Thursday 29 September 2011


Trip around our heritage
(First published Aug 19-25 2007)
Eyo by Nobert Okpu (2006)
 MAN often takes cue from his environment to replicate nature. Such is the tale of the musical instrument, Ojah,  believed to be indigenous to the Igbo people of South East of Nigeria, which comes with gender colouration.
  This instrument was recently brought alive on canvas at Terra Kulture, Victoria Island, Lagos, during the just held art exhibition of painter, Nobert Okpu.
  The show, which had about 24 other works of Okpu, offered the rhythm of cultural renaissance inside the exhibition hall of Terra Kulture.
  This piece of same title, from the artist’s canvas account, has male figures larger in size than the female.
  Said to serve different purpose as the mood of the people dictates, the flute, interestingly, in Okpu’s movement of lines, create what appears like a whirl wind from top down and in perspective, adds a note to the imagined rhythm of the flutes.
  These couple of flutes may not be the only native musical instrument known with a gender identity, but what is perhaps unique about Ojah, according to sources, is that the male, when used, represents danger or disaster while the female is for ceremonial and other joyful occasions.
 AN abstract expressionist, Okpu, in this debut solo show titled, Our Heritage, journeys down the coast in another culture traced to the South West, Lagos, specifically. The popular festival of Eyo comes into the view of the artist in the piece he called Opambata,  the staff of the Eyo masquerade, usually of wood and taken around, for rituals, during the festival.

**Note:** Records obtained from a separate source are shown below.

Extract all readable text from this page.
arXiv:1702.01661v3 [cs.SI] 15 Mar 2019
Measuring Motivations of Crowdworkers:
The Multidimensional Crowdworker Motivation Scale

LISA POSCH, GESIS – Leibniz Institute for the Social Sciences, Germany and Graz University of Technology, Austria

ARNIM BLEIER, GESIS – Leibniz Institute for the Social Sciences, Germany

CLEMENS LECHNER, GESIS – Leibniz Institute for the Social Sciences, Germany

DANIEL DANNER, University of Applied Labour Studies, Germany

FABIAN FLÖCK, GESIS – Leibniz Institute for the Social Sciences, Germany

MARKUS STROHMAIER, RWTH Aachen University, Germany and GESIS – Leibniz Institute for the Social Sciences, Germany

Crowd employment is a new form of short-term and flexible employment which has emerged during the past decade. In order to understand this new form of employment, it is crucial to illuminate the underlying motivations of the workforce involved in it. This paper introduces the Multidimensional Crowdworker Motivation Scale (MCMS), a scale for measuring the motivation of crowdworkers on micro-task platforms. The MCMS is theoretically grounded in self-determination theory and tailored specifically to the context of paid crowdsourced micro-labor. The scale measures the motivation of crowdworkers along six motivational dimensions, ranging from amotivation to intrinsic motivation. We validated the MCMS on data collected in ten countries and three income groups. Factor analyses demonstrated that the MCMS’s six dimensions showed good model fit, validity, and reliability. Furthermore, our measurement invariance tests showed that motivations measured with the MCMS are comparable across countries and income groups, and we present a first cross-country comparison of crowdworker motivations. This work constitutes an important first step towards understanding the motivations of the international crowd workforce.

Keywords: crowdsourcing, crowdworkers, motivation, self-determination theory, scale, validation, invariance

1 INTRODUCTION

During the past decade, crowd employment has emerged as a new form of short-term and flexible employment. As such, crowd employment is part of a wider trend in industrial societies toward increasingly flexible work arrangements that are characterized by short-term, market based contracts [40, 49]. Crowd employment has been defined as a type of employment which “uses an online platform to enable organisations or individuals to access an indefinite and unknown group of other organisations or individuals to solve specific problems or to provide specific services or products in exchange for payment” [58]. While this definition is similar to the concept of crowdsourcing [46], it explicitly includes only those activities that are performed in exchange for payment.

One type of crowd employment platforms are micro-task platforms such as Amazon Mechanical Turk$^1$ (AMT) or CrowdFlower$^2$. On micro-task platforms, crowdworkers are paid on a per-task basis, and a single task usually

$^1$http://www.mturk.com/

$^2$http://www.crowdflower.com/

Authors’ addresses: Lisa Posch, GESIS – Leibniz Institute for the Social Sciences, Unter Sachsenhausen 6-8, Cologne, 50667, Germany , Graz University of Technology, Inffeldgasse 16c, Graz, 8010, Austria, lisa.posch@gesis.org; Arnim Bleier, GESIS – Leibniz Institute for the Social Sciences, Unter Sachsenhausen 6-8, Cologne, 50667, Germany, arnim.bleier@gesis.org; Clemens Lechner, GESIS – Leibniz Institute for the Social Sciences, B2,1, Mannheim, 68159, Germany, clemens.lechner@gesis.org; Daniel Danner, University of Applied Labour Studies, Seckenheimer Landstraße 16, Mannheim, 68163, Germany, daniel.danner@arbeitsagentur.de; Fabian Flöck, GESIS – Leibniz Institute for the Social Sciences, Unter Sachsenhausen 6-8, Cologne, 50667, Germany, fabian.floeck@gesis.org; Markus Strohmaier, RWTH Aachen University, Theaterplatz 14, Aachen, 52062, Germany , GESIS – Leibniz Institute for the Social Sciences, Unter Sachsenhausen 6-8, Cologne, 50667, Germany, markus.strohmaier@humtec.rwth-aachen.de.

  The aerial view of the festival, though deceptive, however, reflects the red hat and white garment of the Eyo, making up for whatever distraction that may have arisen from that initial glance.
  Impressive is Okpu’s ability to balance colours: the inviting and subtle cream background, which enhances the well decorated Opambata paraphernalia is a good pointer to his aesthetic dexterity.      Next was the trip to the Northern part of the country. Another mixed media of oil and leaves on canvas he titled Our Passion, which captures life of the nomadic Fulani. These itinerant legends of the northern landscape win the heart of Okpu as he captures some cattle and the herdsmen in action. The people, Okpu notes, are very passionate about the profession that has been handed over from one generation to another over the ages.
  A visit to the Niger Delta, as presented in some other works, advocates that cultural emancipation will remain a mirage if political and economic injustice are not addressed. One of such works, Dance of Freedom, presented in mixed media of leaves and oil on canvas, has Okpu’s lines depicting women in dancing positions. These women, the artist says, represent the mood in the troubled Niger Delta. 

  But dancing looks like an expression on the paradox side of this context, isn’t it?
  The mood as captured here, Okpu explains, was the result of his research into the inner minds of the people. The Niger Delta people are peace loving. This work explains the high hope the people have in regaining the lost freedom, hence the dance, he says.
  The often perceived injustice in this region is also highlighted in another work that brought forth the ecological damage in the area. Two different era of the region are well depicted here, as leaves painted in processed green and others in brown remind a viewer of the despoliation of the ecology of the Niger Delta.
  OKPU, a Lagos based artist, had his last group exhibition, Changing Life in 2006 at the Didi Museum, Victoria Lagos.